Beyond her focus, downstream, a man - visibly younger, thinner, and more animated than Peter even from some distance - strode into view, waving at her uncertainly at various intervals as he tried to find the appropriate range for an audible greeting.
"Hey!" He said, a slight hint of an New Zealan-stralian accent of sorts, seemingly at pains to appear as friendly as humanly possible. "I'm James, by the way, not just some lunatic emerging at you from the forest."
He flashed a lanyard at her in the way a detective might in a movie before requisitioning someone's car. "Fish and Wildlife."
He was quite handsome, she thought, once she finally turned to get a good look at him: the sort of man who actively looked as if he owned a canoe, or went on expeditions of some manner - if only from the look of his forearms and the angle of his shoulders. Tall, too, relatively speaking.
He'd caught Peter going out on his way in, he explained under quiet inspection, and, anyway, he was a biologist, he said, who'd be coming in and out over the next two months or so to study a rare species of salamander found in the headwaters here, and he was pleased to meet her and if she needed anything then he'd be happy to help.
"You're a..." He stood below her on the slope, almost inside the river itself, hands on his hips, clearly hoping to divine something from her blue and white polka-dotted jumpsuit as to why, exactly, she was here and not - say - the West Village, "an artist - I'm guessing?"
"Yeah."
She pursed her lips. People - men, particularly - expected you to be coy with regard to self-assigning such titles, in her experience at least, but increasingly she found herself either not caring altogether or - more keenly still - wanting to project an almost stubborn image of self-assuredness that seemed more consistent with the image of a true creative type.
"A painter," she elaborated. "I'm also a ceramics girlie." She stretched the "e" playfully, grinning a little as she did soon.
"And you? You draw?" She swatted a hand toward what she thought looked like a sketchpad poking from the side pocket of his backpack, leaning back onto an elbow, both so it didn't feel so much like she was looking down on him and to further embellish the cool and nonchalant credentials that she otherwise found abandoning her.
"Oh, I'm shit really. It's just for me." He said, searching around for the appropriate kind of self-disqualification. "Birds and things that I see - more of a mindfulness thing than an artistic venture, you know?"
He shook his head and looked around, suddenly appearing awkward.

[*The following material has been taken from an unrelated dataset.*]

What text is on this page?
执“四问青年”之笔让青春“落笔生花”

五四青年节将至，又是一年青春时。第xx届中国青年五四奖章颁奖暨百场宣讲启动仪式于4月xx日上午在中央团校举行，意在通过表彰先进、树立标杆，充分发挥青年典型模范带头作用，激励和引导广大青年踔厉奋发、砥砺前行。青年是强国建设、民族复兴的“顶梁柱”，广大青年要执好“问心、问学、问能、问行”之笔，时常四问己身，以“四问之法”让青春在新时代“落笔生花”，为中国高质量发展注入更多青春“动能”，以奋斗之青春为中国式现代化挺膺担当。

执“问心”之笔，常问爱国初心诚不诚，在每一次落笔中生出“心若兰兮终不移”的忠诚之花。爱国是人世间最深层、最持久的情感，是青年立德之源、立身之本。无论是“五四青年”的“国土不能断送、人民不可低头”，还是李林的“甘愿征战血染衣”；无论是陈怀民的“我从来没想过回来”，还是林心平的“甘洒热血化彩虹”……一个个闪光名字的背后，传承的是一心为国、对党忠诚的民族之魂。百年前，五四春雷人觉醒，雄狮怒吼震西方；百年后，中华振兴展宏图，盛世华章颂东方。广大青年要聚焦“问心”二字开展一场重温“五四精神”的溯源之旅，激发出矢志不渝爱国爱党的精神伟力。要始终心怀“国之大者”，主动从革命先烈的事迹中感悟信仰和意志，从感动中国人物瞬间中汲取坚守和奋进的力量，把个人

It was as if, from moment to moment, he realized everything all at once: how he might have acted if he'd met her anywhere else, what he was wearing (overalls, waders), what she looked like, how odd it might have seemed to approach her so familiarly.
"Don't say that," she said, more firmly than she might have wanted, so much so that she blurted, without thinking: "Join me for a minute? Unless you've got something cooking with those salamanders right now."
He looked tentative, at first - like he was trying to figure out whether or not she actually wanted him to accept - but he soon relented upon further encouragement.
"Sure, but pardon me if I'm chatty."
She laughed and waved him down dismissively.
"Oh you good - I'm from the South, baby. Besides, you might be the only person I get to talk to for a long while out here."